Jessica silently agreed with Stuart's assessment. The woman appeared restful, peaceful beside the lovely Lake Serpentine, and Sharpe appeared the agitated one. He began pacing in catlike circles before venturing off, down an incline toward the water and out of earshot.

“Sharpe's ex-wife, Clarisa, and his two young daughters, Milicent and Kimberly, live within sight of here, one of those lights up there.” Copperwaite pointed to the nearby buildings and windows that circled about Hyde Park and the gardens. Copperwaite volunteered more, seeing that Jessica remained interested. “Imagine, this killer has been walking the same paths, visiting the pond where his little girls play and wade. It's really almost too much for anyone, even a stalwart chap like Colonel Sharpe there.”

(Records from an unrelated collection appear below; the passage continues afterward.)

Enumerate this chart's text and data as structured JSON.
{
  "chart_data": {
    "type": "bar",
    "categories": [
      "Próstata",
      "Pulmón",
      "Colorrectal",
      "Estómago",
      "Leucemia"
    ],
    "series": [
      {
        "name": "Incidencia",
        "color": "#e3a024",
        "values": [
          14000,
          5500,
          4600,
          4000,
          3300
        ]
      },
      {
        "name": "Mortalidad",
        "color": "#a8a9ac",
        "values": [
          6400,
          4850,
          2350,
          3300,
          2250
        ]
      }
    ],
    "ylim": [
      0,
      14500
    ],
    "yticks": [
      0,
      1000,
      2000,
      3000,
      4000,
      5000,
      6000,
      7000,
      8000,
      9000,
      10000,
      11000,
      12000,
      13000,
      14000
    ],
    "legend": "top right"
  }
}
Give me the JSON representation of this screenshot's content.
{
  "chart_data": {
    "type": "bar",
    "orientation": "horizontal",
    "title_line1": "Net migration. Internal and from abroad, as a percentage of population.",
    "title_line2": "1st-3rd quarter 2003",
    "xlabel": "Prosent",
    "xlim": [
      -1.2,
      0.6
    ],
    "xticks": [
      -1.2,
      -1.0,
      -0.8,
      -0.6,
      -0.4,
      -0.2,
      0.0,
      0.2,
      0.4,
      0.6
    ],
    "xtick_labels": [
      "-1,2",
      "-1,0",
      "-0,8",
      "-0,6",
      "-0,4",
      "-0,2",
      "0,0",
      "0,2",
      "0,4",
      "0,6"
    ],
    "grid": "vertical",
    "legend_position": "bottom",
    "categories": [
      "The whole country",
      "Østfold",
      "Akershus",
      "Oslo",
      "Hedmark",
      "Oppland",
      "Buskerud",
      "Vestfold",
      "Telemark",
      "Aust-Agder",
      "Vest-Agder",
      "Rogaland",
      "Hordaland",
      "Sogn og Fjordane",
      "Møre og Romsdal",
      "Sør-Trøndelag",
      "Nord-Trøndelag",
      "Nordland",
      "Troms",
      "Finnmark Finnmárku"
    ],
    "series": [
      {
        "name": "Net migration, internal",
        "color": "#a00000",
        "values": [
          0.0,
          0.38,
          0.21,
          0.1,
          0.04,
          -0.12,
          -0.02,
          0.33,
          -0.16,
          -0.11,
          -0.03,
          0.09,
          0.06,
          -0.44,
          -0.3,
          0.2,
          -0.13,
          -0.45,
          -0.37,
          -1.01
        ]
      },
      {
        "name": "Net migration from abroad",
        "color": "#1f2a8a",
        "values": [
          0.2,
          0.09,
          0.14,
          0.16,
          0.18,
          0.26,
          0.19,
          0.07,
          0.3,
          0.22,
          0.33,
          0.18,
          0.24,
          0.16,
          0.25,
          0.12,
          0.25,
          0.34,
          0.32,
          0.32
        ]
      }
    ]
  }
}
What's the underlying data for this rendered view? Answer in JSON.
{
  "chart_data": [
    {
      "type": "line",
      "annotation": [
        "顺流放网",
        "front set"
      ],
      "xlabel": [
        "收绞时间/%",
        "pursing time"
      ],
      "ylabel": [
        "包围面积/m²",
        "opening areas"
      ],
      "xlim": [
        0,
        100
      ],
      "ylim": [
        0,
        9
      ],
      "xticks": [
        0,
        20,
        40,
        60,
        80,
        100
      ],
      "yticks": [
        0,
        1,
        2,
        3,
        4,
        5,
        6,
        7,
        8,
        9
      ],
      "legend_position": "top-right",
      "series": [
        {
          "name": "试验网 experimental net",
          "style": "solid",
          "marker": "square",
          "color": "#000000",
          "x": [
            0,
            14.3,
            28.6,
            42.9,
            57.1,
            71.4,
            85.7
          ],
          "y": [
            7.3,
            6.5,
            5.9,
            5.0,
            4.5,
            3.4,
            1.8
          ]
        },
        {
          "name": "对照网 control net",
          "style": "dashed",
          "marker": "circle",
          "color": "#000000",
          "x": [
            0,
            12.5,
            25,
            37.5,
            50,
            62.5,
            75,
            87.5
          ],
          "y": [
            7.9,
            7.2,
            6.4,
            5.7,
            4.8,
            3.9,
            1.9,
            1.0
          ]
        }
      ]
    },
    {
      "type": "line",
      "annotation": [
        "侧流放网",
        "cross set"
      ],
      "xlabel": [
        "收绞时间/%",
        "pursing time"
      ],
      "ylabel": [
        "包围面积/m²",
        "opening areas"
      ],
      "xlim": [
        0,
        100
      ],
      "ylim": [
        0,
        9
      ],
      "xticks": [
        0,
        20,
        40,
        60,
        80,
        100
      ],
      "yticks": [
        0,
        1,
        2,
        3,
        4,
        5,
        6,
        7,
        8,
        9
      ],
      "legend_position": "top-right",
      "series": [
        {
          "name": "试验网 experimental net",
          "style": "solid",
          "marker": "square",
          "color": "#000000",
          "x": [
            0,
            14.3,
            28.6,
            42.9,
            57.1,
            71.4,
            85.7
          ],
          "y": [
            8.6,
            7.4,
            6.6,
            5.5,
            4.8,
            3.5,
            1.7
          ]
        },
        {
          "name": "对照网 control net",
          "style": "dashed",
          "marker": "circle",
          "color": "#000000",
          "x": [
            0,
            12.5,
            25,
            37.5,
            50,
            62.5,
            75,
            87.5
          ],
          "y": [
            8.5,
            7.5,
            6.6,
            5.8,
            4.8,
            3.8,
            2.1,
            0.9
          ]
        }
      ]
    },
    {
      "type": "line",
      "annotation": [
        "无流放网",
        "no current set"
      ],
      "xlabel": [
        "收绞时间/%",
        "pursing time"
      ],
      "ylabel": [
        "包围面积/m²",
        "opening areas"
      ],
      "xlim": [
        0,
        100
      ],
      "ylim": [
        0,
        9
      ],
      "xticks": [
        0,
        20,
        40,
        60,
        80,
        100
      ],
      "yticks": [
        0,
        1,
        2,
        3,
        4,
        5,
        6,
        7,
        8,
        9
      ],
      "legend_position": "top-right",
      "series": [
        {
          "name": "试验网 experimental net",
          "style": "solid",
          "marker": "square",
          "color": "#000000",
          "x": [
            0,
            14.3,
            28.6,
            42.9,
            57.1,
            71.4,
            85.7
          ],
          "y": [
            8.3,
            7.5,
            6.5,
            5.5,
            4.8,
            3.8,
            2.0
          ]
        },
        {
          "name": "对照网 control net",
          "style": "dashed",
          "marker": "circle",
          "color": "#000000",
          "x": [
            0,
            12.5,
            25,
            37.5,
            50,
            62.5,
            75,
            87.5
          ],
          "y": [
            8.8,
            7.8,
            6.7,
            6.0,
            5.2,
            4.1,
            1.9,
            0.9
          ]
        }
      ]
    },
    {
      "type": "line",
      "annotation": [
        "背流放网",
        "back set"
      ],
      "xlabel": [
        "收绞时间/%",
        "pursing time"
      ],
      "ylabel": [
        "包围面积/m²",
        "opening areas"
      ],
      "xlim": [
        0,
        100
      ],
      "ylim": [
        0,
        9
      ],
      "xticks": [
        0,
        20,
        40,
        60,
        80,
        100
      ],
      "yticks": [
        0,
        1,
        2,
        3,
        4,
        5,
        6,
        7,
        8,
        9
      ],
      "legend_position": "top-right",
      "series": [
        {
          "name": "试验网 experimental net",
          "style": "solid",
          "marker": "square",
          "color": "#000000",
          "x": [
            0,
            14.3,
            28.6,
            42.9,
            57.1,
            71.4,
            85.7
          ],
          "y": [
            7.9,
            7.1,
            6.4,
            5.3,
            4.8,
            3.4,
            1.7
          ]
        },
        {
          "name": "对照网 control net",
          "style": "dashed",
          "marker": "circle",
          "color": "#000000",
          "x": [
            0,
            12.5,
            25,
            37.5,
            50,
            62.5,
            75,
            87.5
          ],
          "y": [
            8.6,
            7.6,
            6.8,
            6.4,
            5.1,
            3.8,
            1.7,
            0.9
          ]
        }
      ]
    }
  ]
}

Jessica imagined the few short blocks that Sharpe could walk from here to see his two children. Those few blocks must seem a mere stone's throw from this bloody path taken by the Crucifier.

When Jessica had first met Sharpe, she could not have imagined him ever being anything but rocklike, unswerving, unshakable. Here he had definitely been shaken and shaken badly, given the proximity of the crime to the flat where his children lived and played. Sharpe's veneer had dropped and fear had replaced the inscrutable eyes, a fear of loss, a fear for the harm a maniac like the Crucifier could do to his children.